ANÁLISIS

Dar gracias por tener trabajo

Cuenta mi compañera Rosario Correro en el artículo que aparece junto a estas líneas que los mandos intermedios están satisfechos con sus empresas y más dispuestos que nunca a tirar del carro dentro de sus organizaciones. Una buena noticia. Lo bueno que va a tener esta crisis, si es que tiene algo positivo, es que todo aquel que tiene un puesto de trabajo se va a sentir el ser más afortunado de la tierra, sobre todo cuando se miran los terribles datos del paro. Tres millones de personas se sentirían, seguro, en estos momentos felices si tuvieran un empleo, el que fuera.

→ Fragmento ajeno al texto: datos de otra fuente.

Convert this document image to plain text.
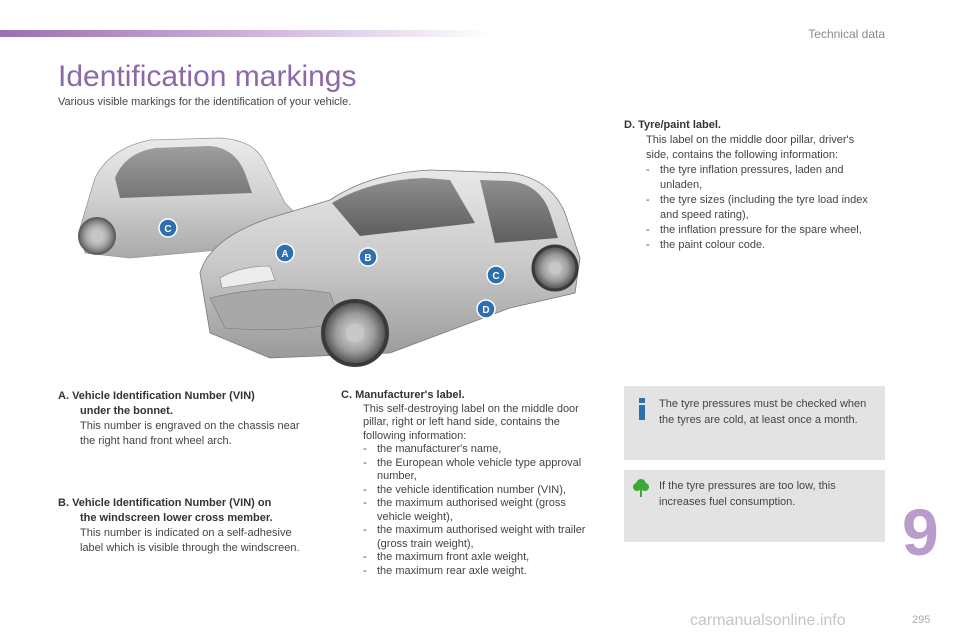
Technical data
Identification markings
Various visible markings for the identification of your vehicle.
A	B
C
C
D

D. Tyre/paint label.

This label on the middle door pillar, driver's side, contains the following information:

- the tyre inflation pressures, laden and unladen,
- the tyre sizes (including the tyre load index and speed rating),
- the inflation pressure for the spare wheel,
- the paint colour code.

A. Vehicle Identification Number (VIN)

under the bonnet.

This number is engraved on the chassis near the right hand front wheel arch.

B. Vehicle Identification Number (VIN) on

the windscreen lower cross member.

This number is indicated on a self-adhesive label which is visible through the windscreen.

C. Manufacturer's label.

This self-destroying label on the middle door pillar, right or left hand side, contains the following information:

- the manufacturer's name,
- the European whole vehicle type approval number,
- the vehicle identification number (VIN),
- the maximum authorised weight (gross vehicle weight),
- the maximum authorised weight with trailer (gross train weight),
- the maximum front axle weight,
- the maximum rear axle weight.
The tyre pressures must be checked when the tyres are cold, at least once a month.
If the tyre pressures are too low, this increases fuel consumption.	9
carmanualsonline.info	295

Por ello, si las empresas se dedicaran a hacer ahora encuestas de satisfacción entre sus profesionales, tendrían unos resultados más que positivos. Pocas encontrarían críticas a su manual de gestión y a las condiciones laborales. Tampoco es plan que las empresas endurezcan ahora sus políticas de empleo, pero estoy segura de que muchos empleados aceptarían de buen grado cualquier iniciativa que supusiera apretarse el cinturón o dedicar más horas a cambio de no perder el salario que se recibe cada mes. Será una tendencia que se acentuará un poco más si cabe en 2009, cuando los pronósticos, y ya no vamos a llamarles agoreros porque parece ser que siempre aciertan, se cumplan y otro millón de personas pasen a engrosar las listas del paro. Todos los días hay un goteo de empresas que reducen su plantilla.

Por tanto, es hora de mostrar agradecimiento por lo que se tiene, aunque evidentemente siempre hay un sentimiento de insatisfacción que persistirá. Debe ser el mismo que tienen los diputados para no acudir a las sesiones parlamentarias y ausentarse cuando tienen algún tema importante que abordar o que votar. Pero saben que, al menos, durante cuatro años tienen las habichuelas garantizadas y, en algunos casos, su salida de la política se ve compensada con suculentos contratos en la empresa privada que les gratifica por todos los años de dedicación pública. Si comparas la forma de comportarse de los diputados, consejeros o concejales, cuya prioritaria obligación es acudir a los plenos a sacar adelante sus propuestas, con las exigencias y las responsabilidades que asumen otros empleados de empresas privadas, el comportamiento de los primeros es lamentable y da muestras de la poca profesionalidad y respeto que demuestran hacia sus votantes. Y deberían dar gracias por tener al menos una ocupación.